Spinach and Crème Fraîche Coddled Eggs
Courtesy of Irene MatysLocal eggs, mega flavour! That’s how we feel, and what we taste, when we prepare these Spinach and Crème Fraiche Coddled Eggs, made with fresh, locally-laid Conestoga Farms Organic eggs. Garnish with green onions & chilli flakes, if desired, and serve with toasted sourdough bread. Mmmm, egg-cellence!
Ingredients
- 2 tbsp unsalted butter + extra for buttering ramekins
- 1 large shallot minced
- 1/2 cup low sodium chicken stock
- 1 cup crème fraîche
- 4 cup spinach roughly chopped
- 1/2 tsp salt
- 1/2 tsp fresh ground pepper
- 4 Conestoga Farms Organic eggs
Garnish
- Green onions thinly sliced
- Dry chilli flakes optional
Instructions
- Preheat oven to 400 F. Lightly butter four 1 cup oven proof ramekins.
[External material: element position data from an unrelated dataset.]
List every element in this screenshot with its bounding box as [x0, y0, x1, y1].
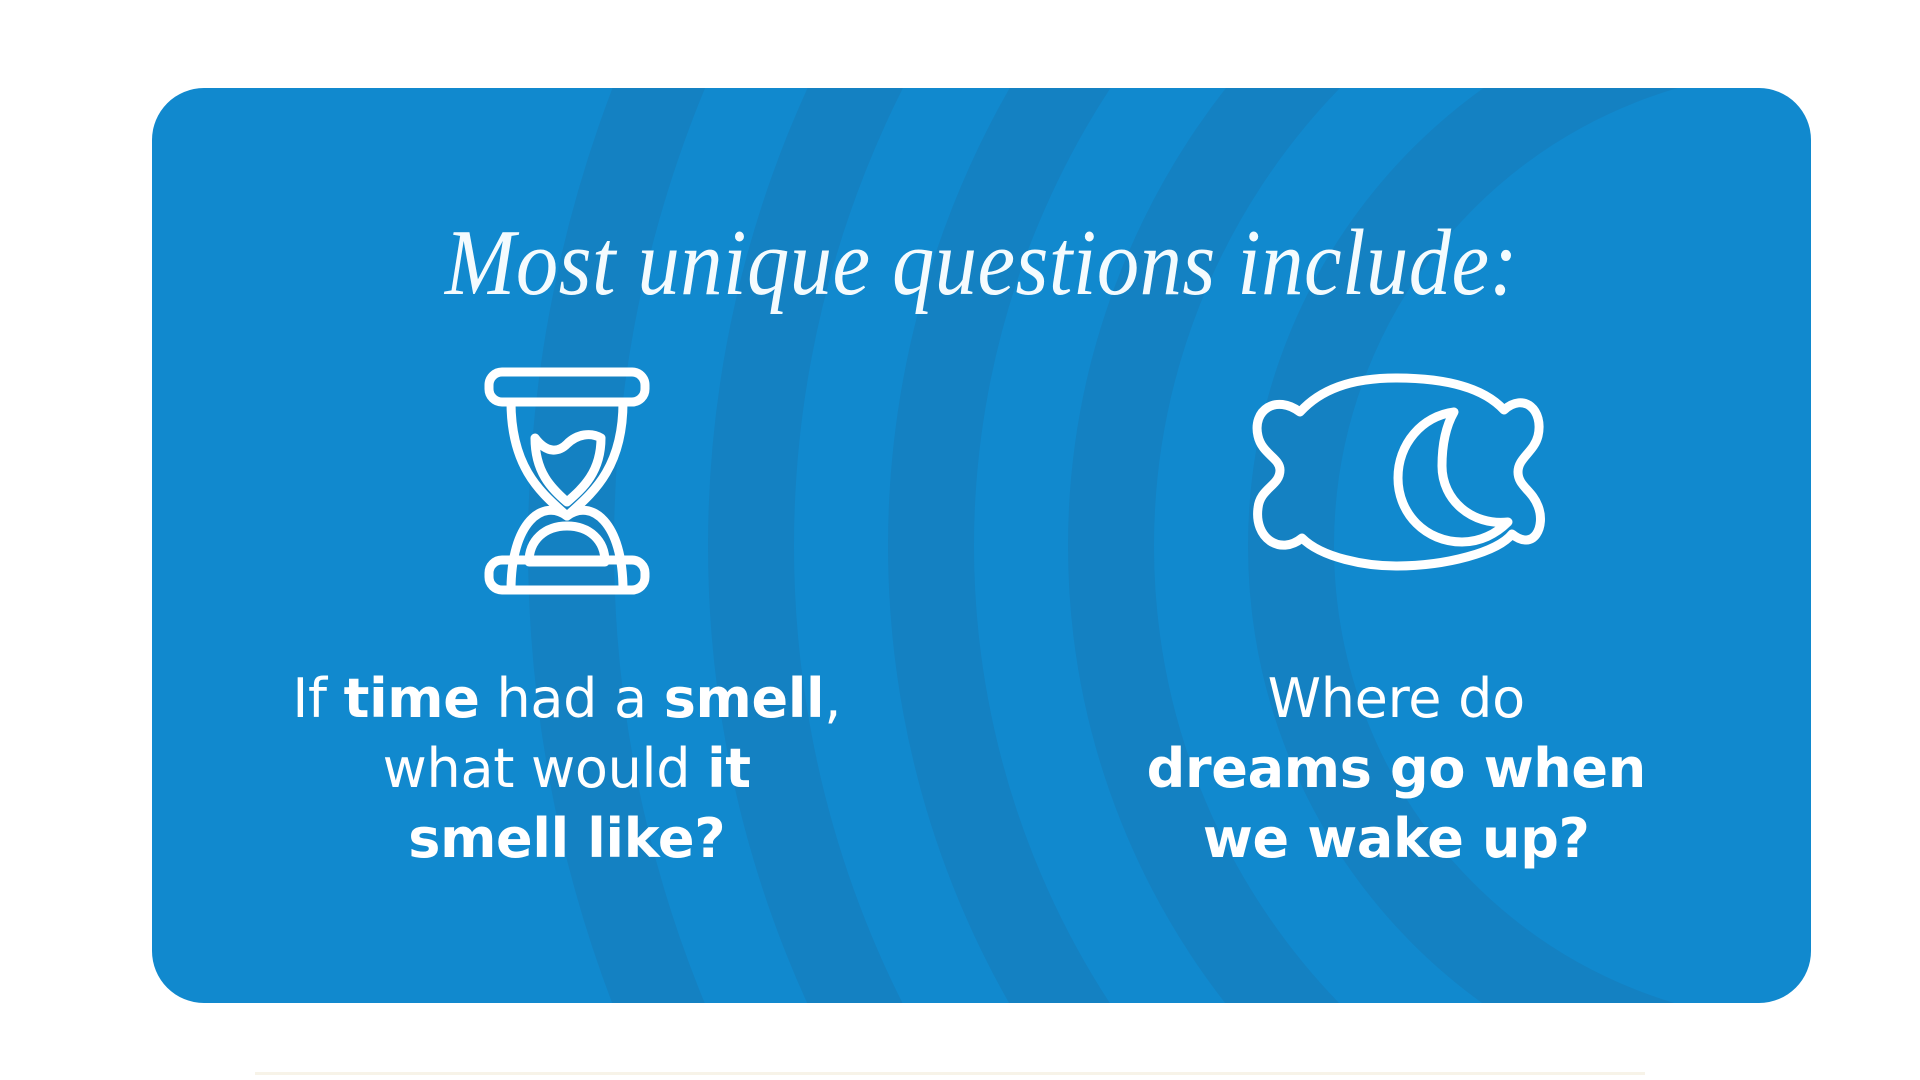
- question-line: If time had a smell,: [292, 667, 841, 730]
- question-card: Most unique questions include:: [152, 88, 1811, 1003]
- question-line: smell like?: [408, 807, 725, 870]
- question-column-time: If time had a smell,what would itsmell l…: [152, 356, 982, 956]
- question-line: we wake up?: [1203, 807, 1590, 870]
- question-text-dreams: Where dodreams go whenwe wake up?: [1147, 664, 1646, 875]
- pillow-moon-icon-wrap: [1246, 356, 1546, 606]
- question-text-time: If time had a smell,what would itsmell l…: [292, 664, 841, 875]
- question-line: dreams go when: [1147, 737, 1646, 800]
- page-title: Most unique questions include:: [235, 216, 1728, 310]
- question-columns: If time had a smell,what would itsmell l…: [152, 356, 1811, 956]
- question-column-dreams: Where dodreams go whenwe wake up?: [982, 356, 1812, 956]
- question-line: Where do: [1268, 667, 1525, 730]
- question-line: what would it: [383, 737, 751, 800]
- page-canvas: Most unique questions include:: [0, 0, 1920, 1080]
- hourglass-icon: [481, 366, 653, 596]
- pillow-moon-icon: [1246, 366, 1546, 596]
- hourglass-icon-wrap: [481, 356, 653, 606]
- bottom-divider: [255, 1072, 1645, 1075]
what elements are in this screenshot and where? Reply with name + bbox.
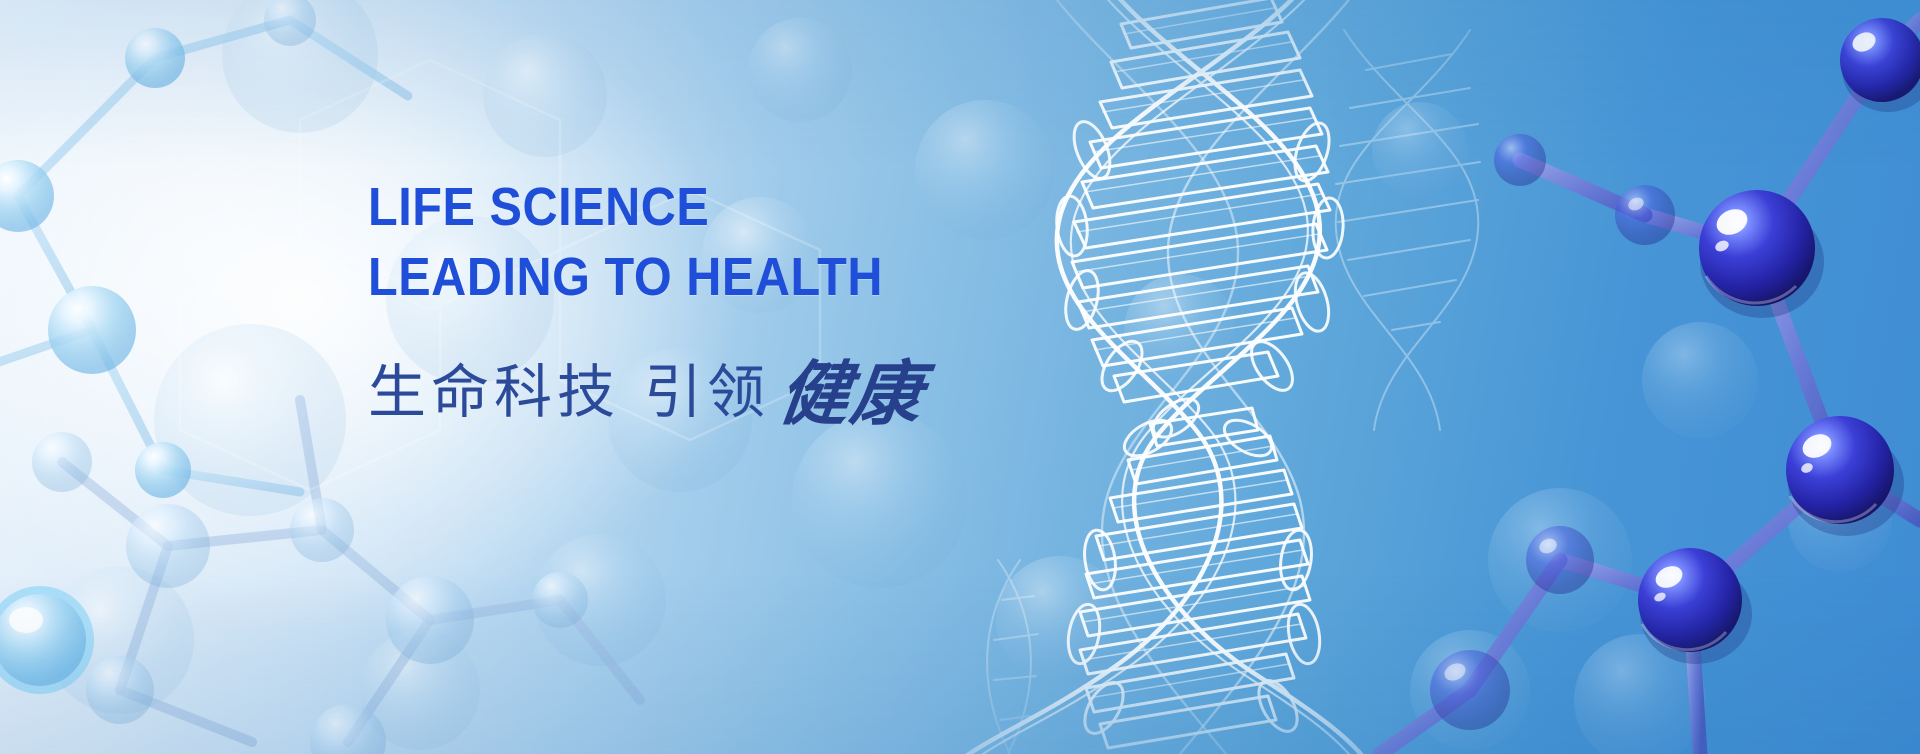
subhead-part-2: 引领 (644, 345, 770, 429)
headline-line-1: LIFE SCIENCE (368, 172, 883, 242)
headline-line-2: LEADING TO HEALTH (368, 242, 883, 312)
background-vignette (0, 0, 1920, 754)
life-science-banner: LIFE SCIENCE LEADING TO HEALTH 生命科技 引领 健… (0, 0, 1920, 754)
subhead-part-3-brush: 健康 (774, 338, 930, 439)
headline-block: LIFE SCIENCE LEADING TO HEALTH 生命科技 引领 健… (368, 172, 940, 433)
subhead-part-1: 生命科技 (368, 345, 620, 429)
subhead-chinese: 生命科技 引领 健康 (368, 332, 940, 433)
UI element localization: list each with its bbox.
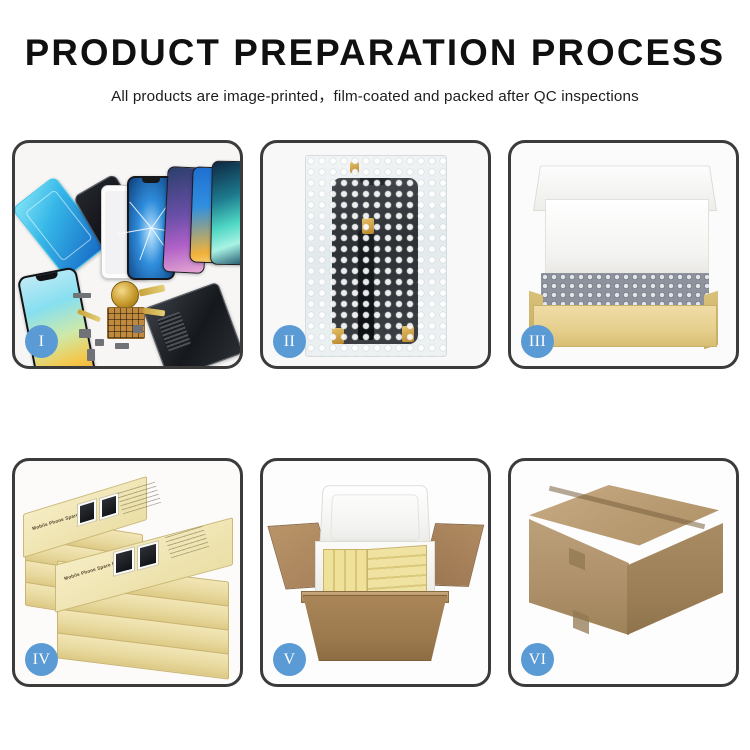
process-step-grid: I II III: [12, 140, 738, 687]
phone-notch: [36, 272, 59, 282]
phone-notch: [142, 178, 160, 183]
process-step-panel-1: I: [12, 140, 243, 369]
foam-sheet: [545, 199, 709, 279]
connector-grid: [107, 307, 145, 339]
page-header: PRODUCT PREPARATION PROCESS All products…: [0, 0, 750, 106]
step-badge-1: I: [25, 325, 58, 358]
small-chip: [115, 343, 129, 349]
speaker-coil: [111, 281, 139, 309]
step-badge-5: V: [273, 643, 306, 676]
bubble-wrap-bag: [305, 155, 447, 357]
process-step-panel-2: II: [260, 140, 491, 369]
step-badge-4: IV: [25, 643, 58, 676]
small-chip: [79, 329, 91, 338]
process-step-panel-6: VI: [508, 458, 739, 687]
step-badge-3: III: [521, 325, 554, 358]
small-chip: [73, 293, 91, 298]
teal-swirl-phone: [210, 161, 240, 266]
small-chip: [87, 349, 95, 361]
step-badge-2: II: [273, 325, 306, 358]
process-step-panel-4: Mobile Phone Spare Parts Mobile Phone Sp…: [12, 458, 243, 687]
phone-motherboard: [142, 282, 240, 366]
crack-line: [139, 228, 152, 260]
page-title: PRODUCT PREPARATION PROCESS: [4, 34, 747, 73]
box-front-wall: [533, 305, 717, 347]
step-badge-6: VI: [521, 643, 554, 676]
flex-cable: [139, 284, 166, 296]
box-stack: Mobile Phone Spare Parts Mobile Phone Sp…: [21, 479, 235, 665]
small-chip: [95, 339, 104, 346]
process-step-panel-5: V: [260, 458, 491, 687]
crack-line: [129, 202, 152, 229]
small-chip: [133, 325, 143, 333]
process-step-panel-3: III: [508, 140, 739, 369]
bubble-texture: [306, 156, 446, 356]
page-subtitle: All products are image-printed，film-coat…: [0, 84, 750, 106]
carton-front-wall: [303, 595, 447, 661]
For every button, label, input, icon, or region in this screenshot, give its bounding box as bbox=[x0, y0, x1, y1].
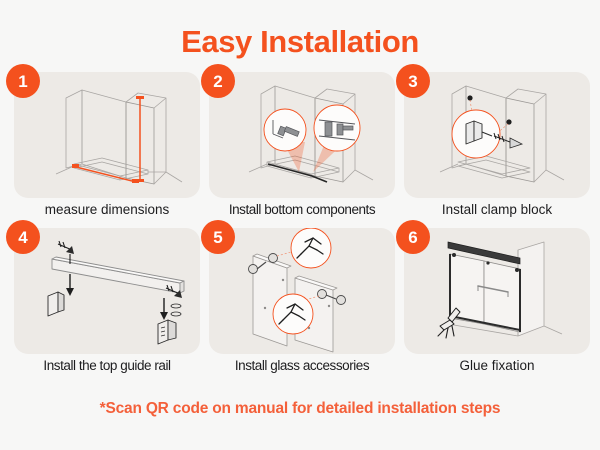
step-2-number-badge: 2 bbox=[201, 64, 235, 98]
step-3-caption: Install clamp block bbox=[404, 202, 590, 218]
step-card-4[interactable]: 4 Install the top guide rail bbox=[14, 228, 200, 380]
step-2-caption: Install bottom components bbox=[209, 202, 395, 218]
step-5-number-badge: 5 bbox=[201, 220, 235, 254]
step-6-number-badge: 6 bbox=[396, 220, 430, 254]
step-4-number-badge: 4 bbox=[6, 220, 40, 254]
glue-fixation-icon bbox=[404, 228, 590, 354]
clamp-block-icon bbox=[404, 72, 590, 198]
bottom-components-icon bbox=[209, 72, 395, 198]
step-3-number-badge: 3 bbox=[396, 64, 430, 98]
step-card-5[interactable]: 5 Install glass accessories bbox=[209, 228, 395, 380]
step-3-illustration-area bbox=[404, 72, 590, 198]
step-4-caption: Install the top guide rail bbox=[14, 358, 200, 374]
step-6-illustration-area bbox=[404, 228, 590, 354]
alcove-measure-icon bbox=[14, 72, 200, 198]
installation-guide-page: Easy Installation bbox=[0, 0, 600, 450]
step-5-illustration-area bbox=[209, 228, 395, 354]
step-card-3[interactable]: 3 Install clamp block bbox=[404, 72, 590, 224]
steps-grid: 1 measure dimensions bbox=[14, 72, 586, 380]
glass-accessories-icon bbox=[209, 228, 395, 354]
top-guide-rail-icon bbox=[14, 228, 200, 354]
step-4-illustration-area bbox=[14, 228, 200, 354]
step-card-6[interactable]: 6 Glue fixation bbox=[404, 228, 590, 380]
step-1-number-badge: 1 bbox=[6, 64, 40, 98]
step-1-caption: measure dimensions bbox=[14, 202, 200, 218]
step-6-caption: Glue fixation bbox=[404, 358, 590, 374]
step-2-illustration-area bbox=[209, 72, 395, 198]
footer-note: *Scan QR code on manual for detailed ins… bbox=[0, 400, 600, 418]
page-title: Easy Installation bbox=[0, 26, 600, 57]
step-card-2[interactable]: 2 Install bottom components bbox=[209, 72, 395, 224]
step-1-illustration-area bbox=[14, 72, 200, 198]
step-5-caption: Install glass accessories bbox=[209, 358, 395, 374]
step-card-1[interactable]: 1 measure dimensions bbox=[14, 72, 200, 224]
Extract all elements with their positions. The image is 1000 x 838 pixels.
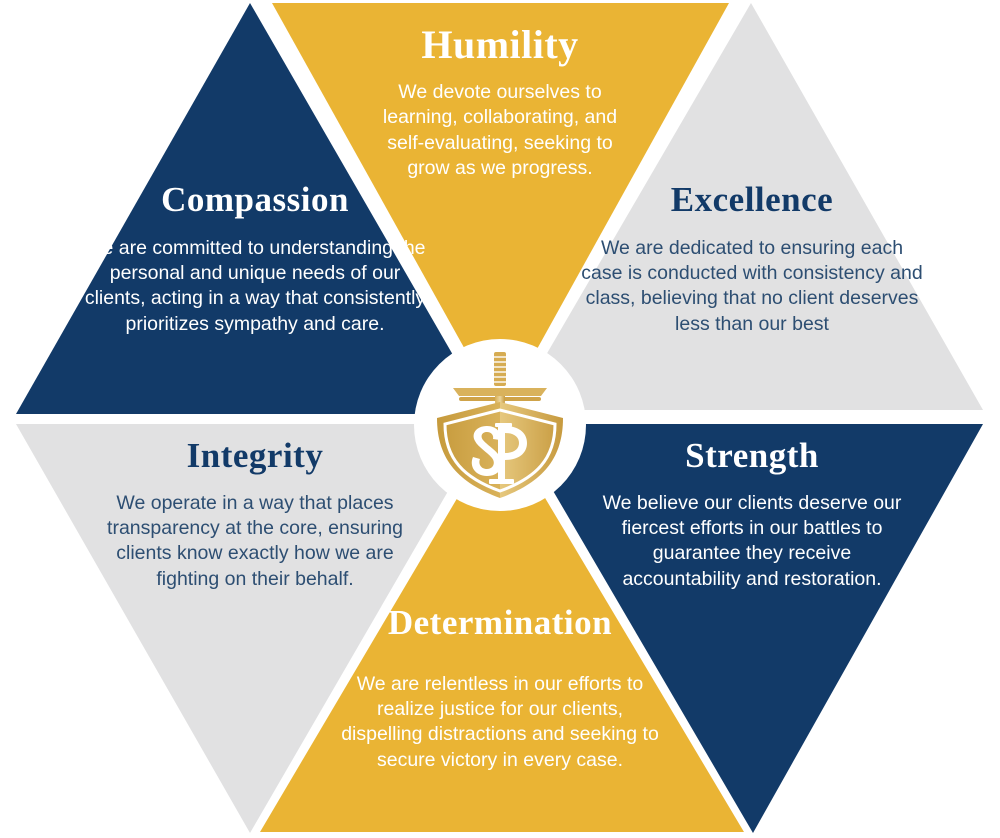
sword-grip-icon — [494, 352, 506, 386]
core-values-hexagon-diagram: Humility We devote ourselves to learning… — [0, 0, 1000, 838]
shield-sword-monogram-logo — [415, 340, 585, 510]
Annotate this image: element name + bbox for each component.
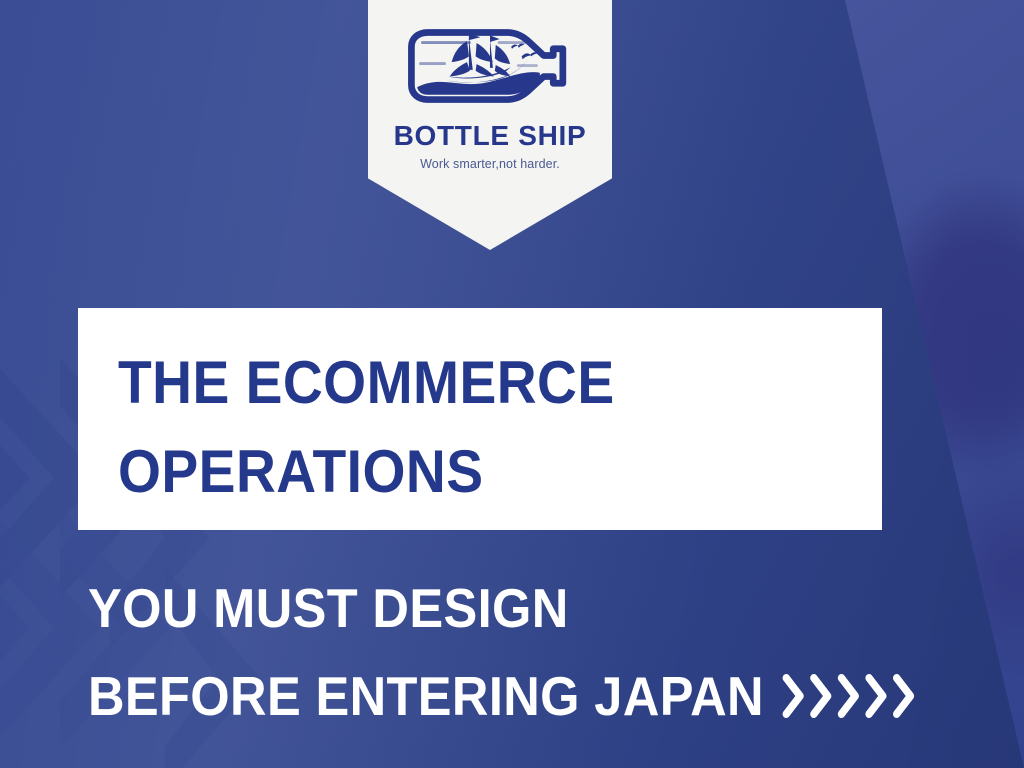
ship-in-bottle-icon xyxy=(392,20,588,112)
chevron-right-icon-group xyxy=(780,673,916,719)
chevron-right-icon xyxy=(891,673,917,719)
chevron-right-icon xyxy=(836,673,862,719)
subheadline-line-1-text: YOU MUST DESIGN xyxy=(88,564,569,652)
chevron-right-icon xyxy=(780,673,806,719)
chevron-right-icon xyxy=(808,673,834,719)
logo-tagline: Work smarter,not harder. xyxy=(420,157,560,171)
headline-card: THE ECOMMERCE OPERATIONS xyxy=(78,308,882,530)
chevron-right-icon xyxy=(863,673,889,719)
subheadline-line-1: YOU MUST DESIGN xyxy=(88,564,944,652)
subheadline-line-2-text: BEFORE ENTERING JAPAN xyxy=(88,652,764,740)
logo-wordmark: BOTTLE SHIP xyxy=(394,122,587,150)
subheadline-line-2: BEFORE ENTERING JAPAN xyxy=(88,652,944,740)
subheadline: YOU MUST DESIGN BEFORE ENTERING JAPAN xyxy=(88,564,1018,740)
headline-line-1: THE ECOMMERCE xyxy=(118,338,821,427)
headline-line-2: OPERATIONS xyxy=(118,427,821,516)
promo-banner: BOTTLE SHIP Work smarter,not harder. THE… xyxy=(0,0,1024,768)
- Heat a large sauce pan over medium heat. Add 2 tablespoons of butter and shallots. Cook stirring occasionally until shallots have softened, about 2-3 minutes.
- Add chicken stock and bring to a boil. Cook for 2 minutes until stock has reduced by half.
- Add the crème fraîche and stir until brought to a boil. Reduce heat and simmer for 2 minutes.
- Add spinach to the cream mixture and season with salt and pepper. Let simmer until spinach has slightly wilted, about 2 minutes.
- Divide mixture amongst the 4 buttered ramekins and crack an egg in each of the centre of the ramekins.
- Place the ramekins in a roasting pan and fill with enough hot water to come halfway up of the ramekins.
- Place in preheat oven on the middle rack and bake for 8 to 10 mins until eggs have cooked to your prefer doneness.
- Garnish with green onions and chillies if using. Serve with toasted sourdough bread cut into soldiers.